The Legal Services Board will not introduce specific guidance for damages-based agreements - despite conceding there is risk of a new mis-selling scandal.
Instead, the super-regulator has called on individual regulators to introduce sufficient safeguards to protect clients who sign up to a DBA.
The new funding mechanism was enabled by the Jackson reforms that came into force on 1 April, but has yet to be widely taken up by law firms as a viable option.
LSB strategy director Crispin Passmore (pictured) said in a letter this week that his organisation will remain ‘cognisant of the risks’ posed by the agreements and the potential for such funding arrangements to increase.
The letter noted that the LSB board was concerned about the cost, service quality and price transparency involved in DBAs, the combination of which could lead to the type of mis-selling that traditional legal regulators have never had to contend with.

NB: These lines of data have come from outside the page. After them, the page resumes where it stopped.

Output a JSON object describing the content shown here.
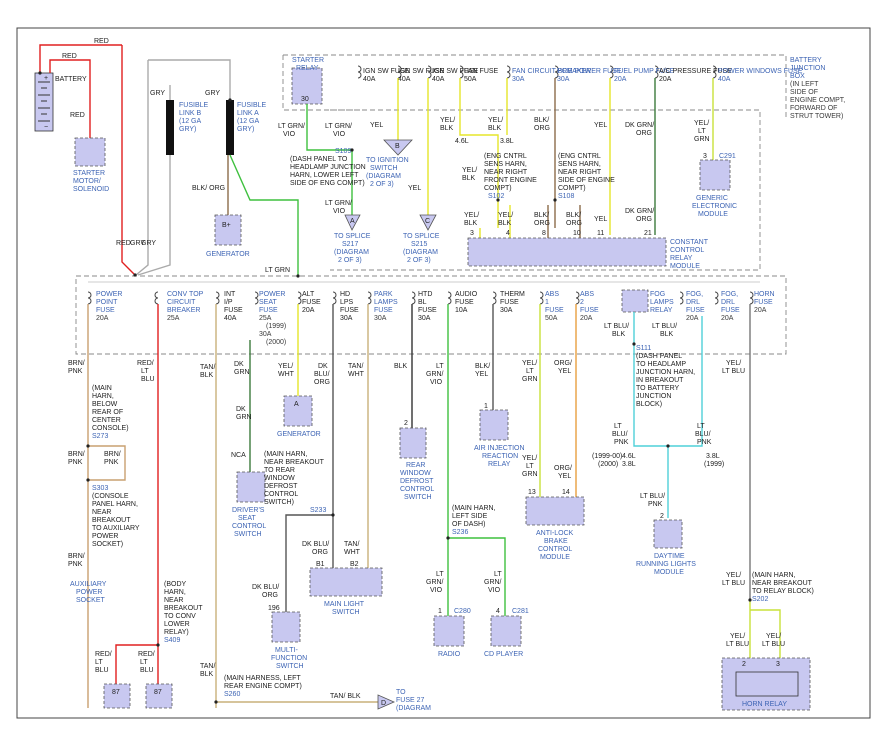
{
  "battery": {
    "label": "BATTERY",
    "plus": "+",
    "minus": "−"
  },
  "starter": {
    "name": "STARTER MOTOR/ SOLENOID"
  },
  "fusible_b": {
    "name": "FUSIBLE LINK B (12 GA GRY)"
  },
  "fusible_a": {
    "name": "FUSIBLE LINK A (12 GA GRY)"
  },
  "generator_top": {
    "pin": "B+",
    "name": "GENERATOR"
  },
  "generator_mid": {
    "pin": "A",
    "name": "GENERATOR"
  },
  "bjb": {
    "name": "BATTERY JUNCTION BOX (IN LEFT SIDE OF ENGINE COMPT, FORWARD OF STRUT TOWER)"
  },
  "starter_relay": {
    "name": "STARTER RELAY",
    "pin": "30"
  },
  "top_fuses": [
    {
      "id": "ign1",
      "label": "IGN SW FUSE",
      "amp": "40A"
    },
    {
      "id": "ign2",
      "label": "IGN SW FUSE",
      "amp": "40A"
    },
    {
      "id": "ign3",
      "label": "IGN SW FUSE",
      "amp": "40A"
    },
    {
      "id": "fan",
      "label": "FAN FUSE",
      "amp": "50A"
    },
    {
      "id": "fcb",
      "label": "FAN CIRCUIT BREAKER",
      "amp": "30A"
    },
    {
      "id": "pcm",
      "label": "PCM POWER FUSE",
      "amp": "30A"
    },
    {
      "id": "fuel",
      "label": "FUEL PUMP FUSE",
      "amp": "20A"
    },
    {
      "id": "ac",
      "label": "A/C PRESSURE FUSE",
      "amp": "20A"
    },
    {
      "id": "pw",
      "label": "POWER WINDOWS FUSE",
      "amp": "40A"
    }
  ],
  "bottom_fuses": [
    {
      "id": "pp",
      "label": "POWER POINT FUSE",
      "amp": "20A"
    },
    {
      "id": "ctcb",
      "label": "CONV TOP CIRCUIT BREAKER",
      "amp": "25A"
    },
    {
      "id": "int",
      "label": "INT I/P FUSE",
      "amp": "40A"
    },
    {
      "id": "seat",
      "label": "POWER SEAT FUSE",
      "amp": "25A",
      "extra": "(1999) 30A (2000)"
    },
    {
      "id": "alt",
      "label": "ALT FUSE",
      "amp": "20A"
    },
    {
      "id": "hd",
      "label": "HD LPS FUSE",
      "amp": "30A"
    },
    {
      "id": "park",
      "label": "PARK LAMPS FUSE",
      "amp": "30A"
    },
    {
      "id": "htd",
      "label": "HTD BL FUSE",
      "amp": "30A"
    },
    {
      "id": "audio",
      "label": "AUDIO FUSE",
      "amp": "10A"
    },
    {
      "id": "therm",
      "label": "THERM FUSE",
      "amp": "30A"
    },
    {
      "id": "abs1",
      "label": "ABS 1 FUSE",
      "amp": "50A"
    },
    {
      "id": "abs2",
      "label": "ABS 2 FUSE",
      "amp": "20A"
    },
    {
      "id": "fogdrl1",
      "label": "FOG, DRL FUSE",
      "amp": "20A"
    },
    {
      "id": "fogdrl2",
      "label": "FOG, DRL FUSE",
      "amp": "20A"
    },
    {
      "id": "horn",
      "label": "HORN FUSE",
      "amp": "20A"
    }
  ],
  "fog_relay": {
    "name": "FOG LAMPS RELAY"
  },
  "ccrm": {
    "name": "CONSTANT CONTROL RELAY MODULE"
  },
  "gem": {
    "name": "GENERIC ELECTRONIC MODULE",
    "conn": "C291",
    "pin": "3"
  },
  "splices": {
    "s109": "S109 (DASH PANEL TO HEADLAMP JUNCTION HARN, LOWER LEFT SIDE OF ENG COMPT)",
    "s102": "S102 (ENG CNTRL SENS HARN, NEAR RIGHT FRONT ENGINE COMPT)",
    "s108": "S108 (ENG CNTRL SENS HARN, NEAR RIGHT SIDE OF ENGINE COMPT)",
    "s111": "S111 (DASH PANEL TO HEADLAMP JUNCTION HARN, IN BREAKOUT TO BATTERY JUNCTION BLOCK)",
    "s273": "(MAIN HARN, BELOW REAR OF CENTER CONSOLE) S273",
    "s303": "S303 (CONSOLE PANEL HARN, NEAR BREAKOUT TO AUXILIARY POWER SOCKET)",
    "s409": "(BODY HARN, NEAR BREAKOUT TO CONV LOWER RELAY) S409",
    "s233": "(MAIN HARN, NEAR BREAKOUT TO REAR WINDOW DEFROST CONTROL SWITCH) S233",
    "s236": "(MAIN HARN, LEFT SIDE OF DASH) S236",
    "s202": "(MAIN HARN, NEAR BREAKOUT TO RELAY BLOCK) S202",
    "s260": "(MAIN HARNESS, LEFT REAR ENGINE COMPT) S260"
  },
  "refs": {
    "b": {
      "letter": "B",
      "text": "TO IGNITION SWITCH (DIAGRAM 2 OF 3)"
    },
    "a": {
      "letter": "A",
      "text": "TO SPLICE S217 (DIAGRAM 2 OF 3)"
    },
    "c": {
      "letter": "C",
      "text": "TO SPLICE S215 (DIAGRAM 2 OF 3)"
    },
    "d": {
      "letter": "D",
      "text": "TO FUSE 27 (DIAGRAM"
    }
  },
  "components": {
    "aux": "AUXILIARY POWER SOCKET",
    "seat": "DRIVER'S SEAT CONTROL SWITCH",
    "mfs": "MULTI- FUNCTION SWITCH",
    "mls": "MAIN LIGHT SWITCH",
    "rwd": "REAR WINDOW DEFROST CONTROL SWITCH",
    "radio": "RADIO",
    "cd": "CD PLAYER",
    "air": "AIR INJECTION REACTION RELAY",
    "abs": "ANTI-LOCK BRAKE CONTROL MODULE",
    "drl": "DAYTIME RUNNING LIGHTS MODULE",
    "horn": "HORN RELAY"
  },
  "wires": {
    "red": "RED",
    "gry": "GRY",
    "blkorg": "BLK/ ORG",
    "ltgrn": "LT GRN",
    "ltgrnvio": "LT GRN/ VIO",
    "yel": "YEL",
    "yelblk": "YEL/ BLK",
    "blkorg2": "BLK/ ORG",
    "dkgrnorg": "DK GRN/ ORG",
    "yelltgrn": "YEL/ LT GRN",
    "brnpnk": "BRN/ PNK",
    "redltblu": "RED/ LT BLU",
    "tanblk": "TAN/ BLK",
    "dkgrn": "DK GRN",
    "yelwht": "YEL/ WHT",
    "dkbluorg": "DK BLU/ ORG",
    "tanwht": "TAN/ WHT",
    "blk": "BLK",
    "blkyel": "BLK/ YEL",
    "orgyel": "ORG/ YEL",
    "ltblublk": "LT BLU/ BLK",
    "ltblupnk": "LT BLU/ PNK",
    "yelltblu": "YEL/ LT BLU",
    "nca": "NCA"
  },
  "misc": {
    "l46": "4.6L",
    "l38": "3.8L",
    "y9900": "(1999-00)",
    "y2000": "(2000)",
    "y1999": "(1999)",
    "c280": "C280",
    "c281": "C281"
  }
}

Passmore called on regulators to monitor the transparency of funding arrangements to ensure good outcomes for consumers.
‘We would expect you to gather information on which practitioners were using such arrangements and reflect this information in your supervision,’ he added.
The letter said the LSB board was ‘disappointed’ by the time it took to respond to its consultation on DBAs and hoped this did not reflect that the arrangements were not taken seriously.
Each regulator gave assurances that risks associated with DBAs would be tackled through existing regulatory frameworks.
The Ministry of Justice confirmed it is considering suggestions for ways to improve the DBA system. These will be set out in due course, with any changes requiring amendments to the existing rules and/or regulations.